Mr. Kriegsman says the John Wayne Cancer Center in Santa Monica, Calif.; City of Hope in Duarte, Calif.; and the LSU Cancer Center in New Orleans have agreed to participate in the trial. Glioblastoma affects 12,500 new patients in the U.S. annually, with a median survival of 14 months and a five-year survival rate of about 4%.

Also in the fourth quarter this year, CytRx plans to enroll up to 30 patients with AIDS-related Kaposi’s sarcoma in a Phase 2 study at the LSU Cancer Center. Kaposi’s sarcoma is a common HIV-associated tumor. Results of the trial are expected in the first half of 2015.

Mr. Kriegsman suggests that the key to this trial is that Kaposi’s sarcoma usually manifests as skin lesions. “We’ll have the opportunity to biopsy these lesions as the trial progresses and to collect important information about the accumulation of aldoxorubicin at the tumor site,” he adds.

The current standard-of-care for severe dermatological and systemic Kaposi’s sarcoma is liposomal doxorubicin.

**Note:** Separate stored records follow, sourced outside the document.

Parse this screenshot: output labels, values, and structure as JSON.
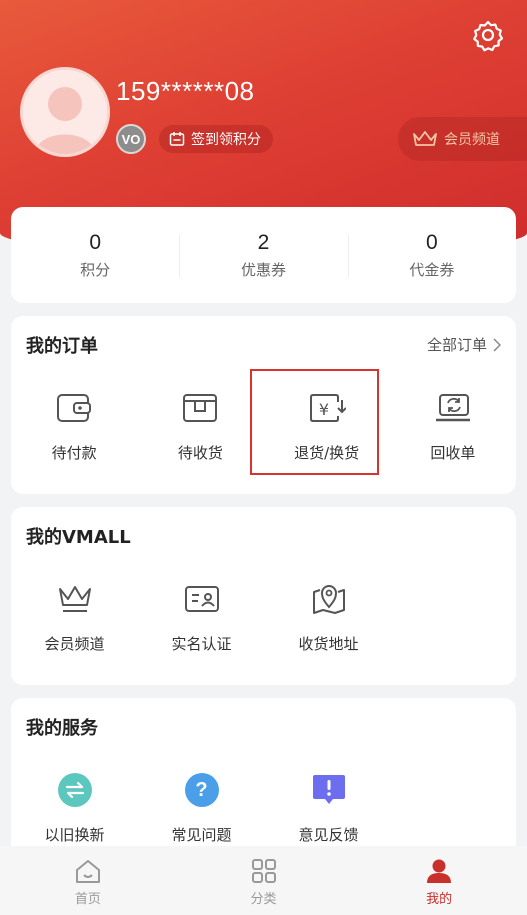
{
  "profile": {
    "phone": "159******08",
    "level_badge": "VO",
    "signin_label": "签到领积分",
    "member_channel_label": "会员频道"
  },
  "stats": [
    {
      "value": "0",
      "label": "积分"
    },
    {
      "value": "2",
      "label": "优惠券"
    },
    {
      "value": "0",
      "label": "代金券"
    }
  ],
  "orders": {
    "title": "我的订单",
    "all_link": "全部订单",
    "items": [
      {
        "label": "待付款",
        "icon": "wallet-icon"
      },
      {
        "label": "待收货",
        "icon": "package-icon"
      },
      {
        "label": "退货/换货",
        "icon": "refund-icon"
      },
      {
        "label": "回收单",
        "icon": "recycle-icon"
      }
    ]
  },
  "vmall": {
    "title": "我的VMALL",
    "items": [
      {
        "label": "会员频道",
        "icon": "crown-icon"
      },
      {
        "label": "实名认证",
        "icon": "id-card-icon"
      },
      {
        "label": "收货地址",
        "icon": "map-pin-icon"
      }
    ]
  },
  "services": {
    "title": "我的服务",
    "items": [
      {
        "label": "以旧换新",
        "icon": "trade-in-icon",
        "color": "#5cc7be"
      },
      {
        "label": "常见问题",
        "icon": "question-icon",
        "color": "#4a9fe8"
      },
      {
        "label": "意见反馈",
        "icon": "feedback-icon",
        "color": "#6d6df0"
      }
    ]
  },
  "tabbar": [
    {
      "label": "首页",
      "icon": "home-icon",
      "active": false
    },
    {
      "label": "分类",
      "icon": "grid-icon",
      "active": false
    },
    {
      "label": "我的",
      "icon": "user-icon",
      "active": true
    }
  ],
  "colors": {
    "brand_red": "#d9332f",
    "highlight_border": "#d9332f"
  }
}
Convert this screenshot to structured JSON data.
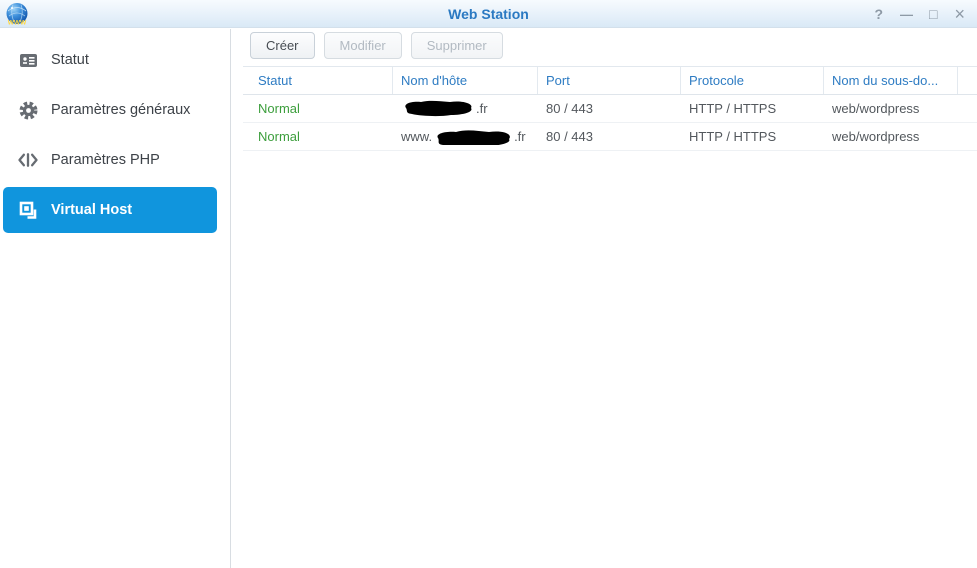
{
  "titlebar": {
    "title": "Web Station",
    "icons": {
      "help": "?",
      "minimize": "—",
      "maximize": "□",
      "close": "×"
    }
  },
  "sidebar": {
    "selected_color": "#1095dd",
    "items": [
      {
        "label": "Statut",
        "icon": "status-card-icon",
        "selected": false
      },
      {
        "label": "Paramètres généraux",
        "icon": "gear-icon",
        "selected": false
      },
      {
        "label": "Paramètres PHP",
        "icon": "code-brackets-icon",
        "selected": false
      },
      {
        "label": "Virtual Host",
        "icon": "virtual-host-icon",
        "selected": true
      }
    ]
  },
  "toolbar": {
    "create_label": "Créer",
    "modify_label": "Modifier",
    "delete_label": "Supprimer"
  },
  "table": {
    "header_color": "#2e7cc3",
    "status_color": "#3c9e3c",
    "columns": [
      "Statut",
      "Nom d'hôte",
      "Port",
      "Protocole",
      "Nom du sous-do..."
    ],
    "rows": [
      {
        "status": "Normal",
        "host_prefix": "",
        "host_redacted": "redacted",
        "host_suffix": ".fr",
        "port": "80 / 443",
        "protocol": "HTTP / HTTPS",
        "subfolder": "web/wordpress"
      },
      {
        "status": "Normal",
        "host_prefix": "www.",
        "host_redacted": "redacted",
        "host_suffix": ".fr",
        "port": "80 / 443",
        "protocol": "HTTP / HTTPS",
        "subfolder": "web/wordpress"
      }
    ]
  }
}
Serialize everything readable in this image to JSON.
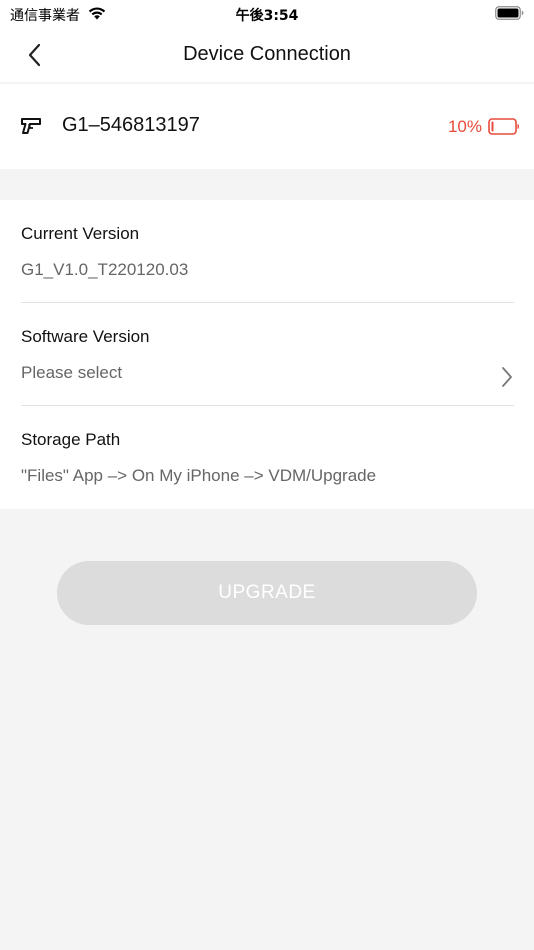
{
  "status_bar": {
    "carrier": "通信事業者",
    "time": "午後3:54",
    "wifi_icon": "wifi-icon",
    "battery_icon": "battery-icon"
  },
  "nav": {
    "back_icon": "chevron-left-icon",
    "title": "Device Connection"
  },
  "device": {
    "icon": "pistol-icon",
    "name": "G1–546813197",
    "battery_percent": "10%",
    "battery_level": 0.1,
    "battery_color": "#e84a3c"
  },
  "info": {
    "current_version": {
      "label": "Current Version",
      "value": "G1_V1.0_T220120.03"
    },
    "software_version": {
      "label": "Software Version",
      "value": "Please select",
      "chevron_icon": "chevron-right-icon"
    },
    "storage_path": {
      "label": "Storage Path",
      "value": "\"Files\" App –> On My iPhone –> VDM/Upgrade"
    }
  },
  "actions": {
    "upgrade_label": "UPGRADE",
    "upgrade_enabled": false
  },
  "colors": {
    "background": "#f4f4f4",
    "card": "#ffffff",
    "accent_warning": "#e84a3c",
    "button_disabled": "#dcdcdc"
  }
}
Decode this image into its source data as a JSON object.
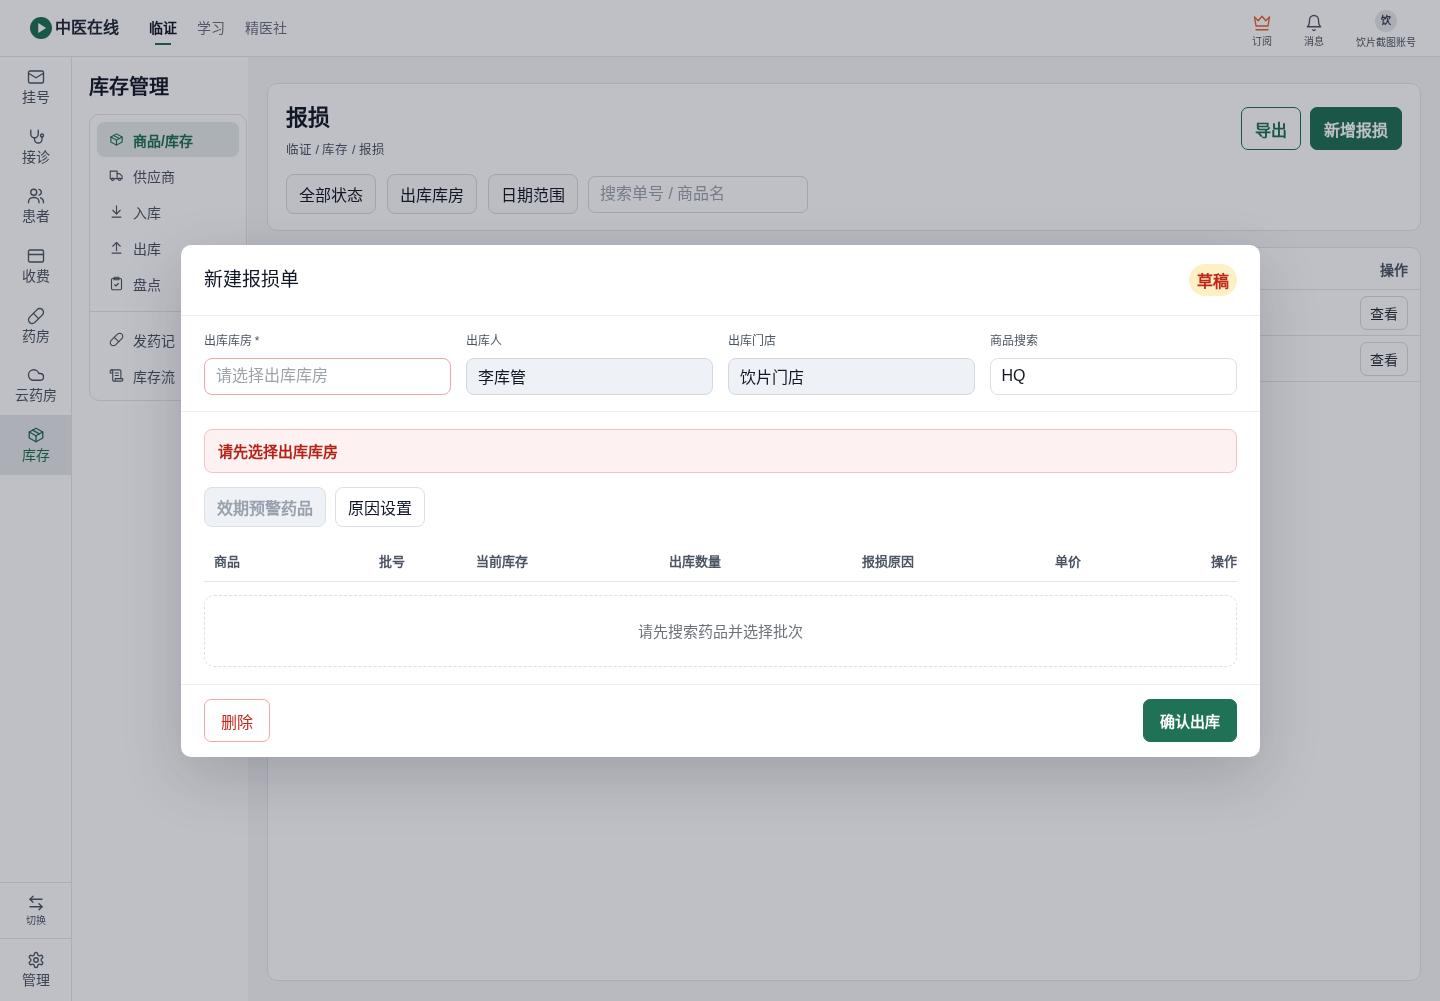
{
  "topbar": {
    "brand": "中医在线",
    "nav": [
      {
        "label": "临证",
        "selected": true
      },
      {
        "label": "学习",
        "selected": false
      },
      {
        "label": "精医社",
        "selected": false
      }
    ],
    "actions": [
      {
        "label": "订阅"
      },
      {
        "label": "消息"
      }
    ],
    "account": {
      "avatar": "饮",
      "name": "饮片截图账号"
    }
  },
  "rail": {
    "items": [
      {
        "label": "挂号",
        "selected": false
      },
      {
        "label": "接诊",
        "selected": false
      },
      {
        "label": "患者",
        "selected": false
      },
      {
        "label": "收费",
        "selected": false
      },
      {
        "label": "药房",
        "selected": false
      },
      {
        "label": "云药房",
        "selected": false
      },
      {
        "label": "库存",
        "selected": true
      }
    ],
    "bottom": [
      {
        "label": "切换"
      },
      {
        "label": "管理"
      }
    ]
  },
  "sidebar": {
    "title": "库存管理",
    "groups": [
      {
        "items": [
          {
            "label": "商品/库存",
            "selected": true
          },
          {
            "label": "供应商",
            "selected": false
          },
          {
            "label": "入库",
            "selected": false
          },
          {
            "label": "出库",
            "selected": false
          },
          {
            "label": "盘点",
            "selected": false
          }
        ]
      },
      {
        "items": [
          {
            "label": "发药记",
            "selected": false
          },
          {
            "label": "库存流",
            "selected": false
          }
        ]
      }
    ]
  },
  "page": {
    "title": "报损",
    "breadcrumb": "临证 / 库存 / 报损",
    "filters": [
      {
        "label": "全部状态"
      },
      {
        "label": "出库库房"
      },
      {
        "label": "日期范围"
      }
    ],
    "search": {
      "placeholder": "搜索单号 / 商品名"
    },
    "actions": [
      {
        "kind": "outline",
        "label": "导出"
      },
      {
        "kind": "primary",
        "label": "新增报损"
      }
    ],
    "table": {
      "column": "操作",
      "rows": [
        {
          "action": "查看"
        },
        {
          "action": "查看"
        }
      ]
    }
  },
  "dialog": {
    "title": "新建报损单",
    "status": "草稿",
    "fields": [
      {
        "label": "出库库房 *",
        "placeholder": "请选择出库库房",
        "invalid": true,
        "readonly": false
      },
      {
        "label": "出库人",
        "value": "李库管",
        "invalid": false,
        "readonly": true
      },
      {
        "label": "出库门店",
        "value": "饮片门店",
        "invalid": false,
        "readonly": true
      },
      {
        "label": "商品搜索",
        "value": "HQ",
        "invalid": false,
        "readonly": false
      }
    ],
    "alert": "请先选择出库库房",
    "tools": [
      {
        "label": "效期预警药品",
        "disabled": true
      },
      {
        "label": "原因设置",
        "disabled": false
      }
    ],
    "table": {
      "columns": [
        "商品",
        "批号",
        "当前库存",
        "出库数量",
        "报损原因",
        "单价",
        "操作"
      ],
      "empty": "请先搜索药品并选择批次"
    },
    "footer": [
      {
        "kind": "danger",
        "label": "删除"
      },
      {
        "kind": "primary",
        "label": "确认出库"
      }
    ]
  }
}
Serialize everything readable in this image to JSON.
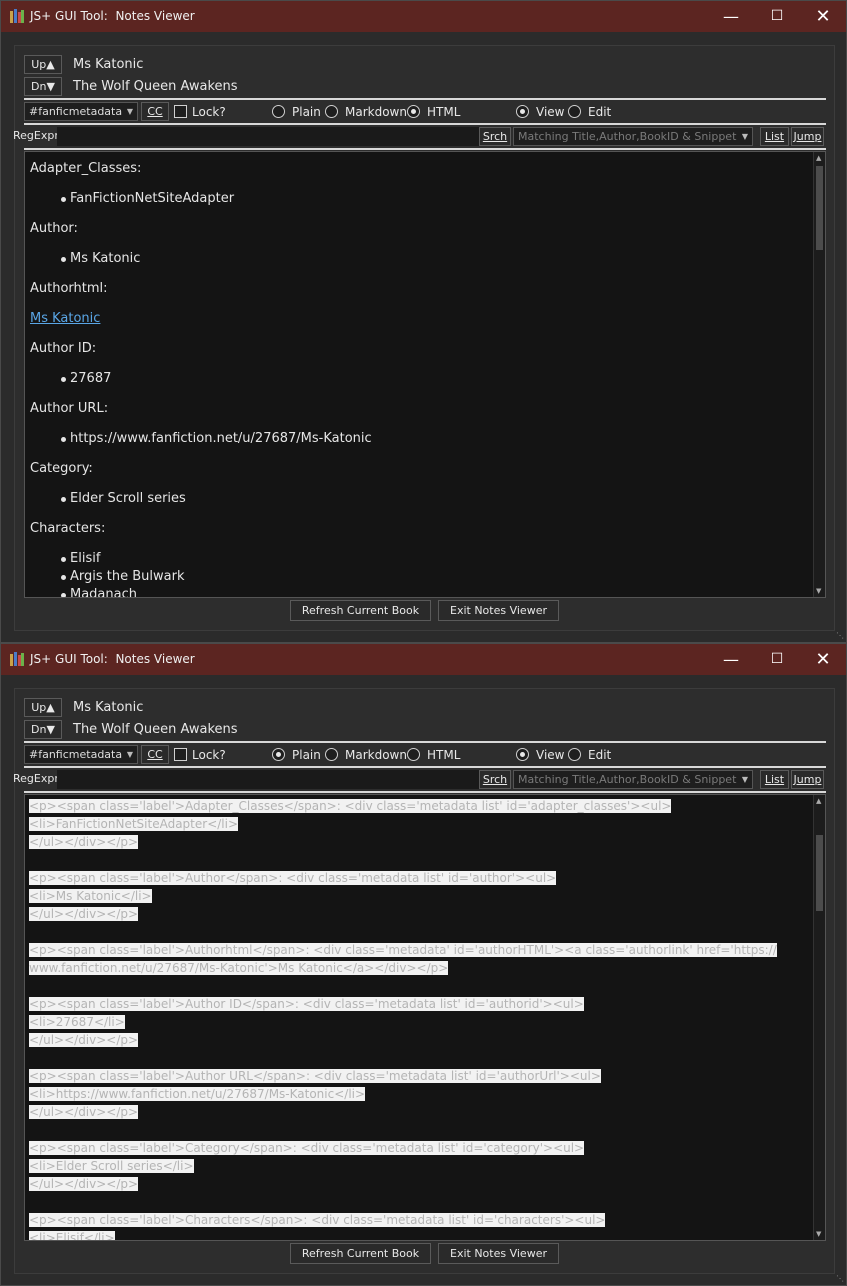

However, a significant proportion of patients exhibit minimal to no clinical response and the drug’s toxicity often prevents continued therapy.

In addition to enhancing the delivery of doxorubicin, CytRx is expanding its pipeline by developing delivery-enhanced cisplatin for the treatment of ovarian and lung cancer, and delivery-enhanced topotecan for the treatment of ovarian and colorectal cancer. Both products are in preclinical development and are not expected to begin human testing until 2015.

Mr. Kriegsman says the company is in talks with “multiple Big Pharma and Big Biotech” about a potential sales and marketing partnership for aldoxorubicin. “No decision has been made yet because our platform is so broad, but if we go forward with a partnership, we could do one in 2014.”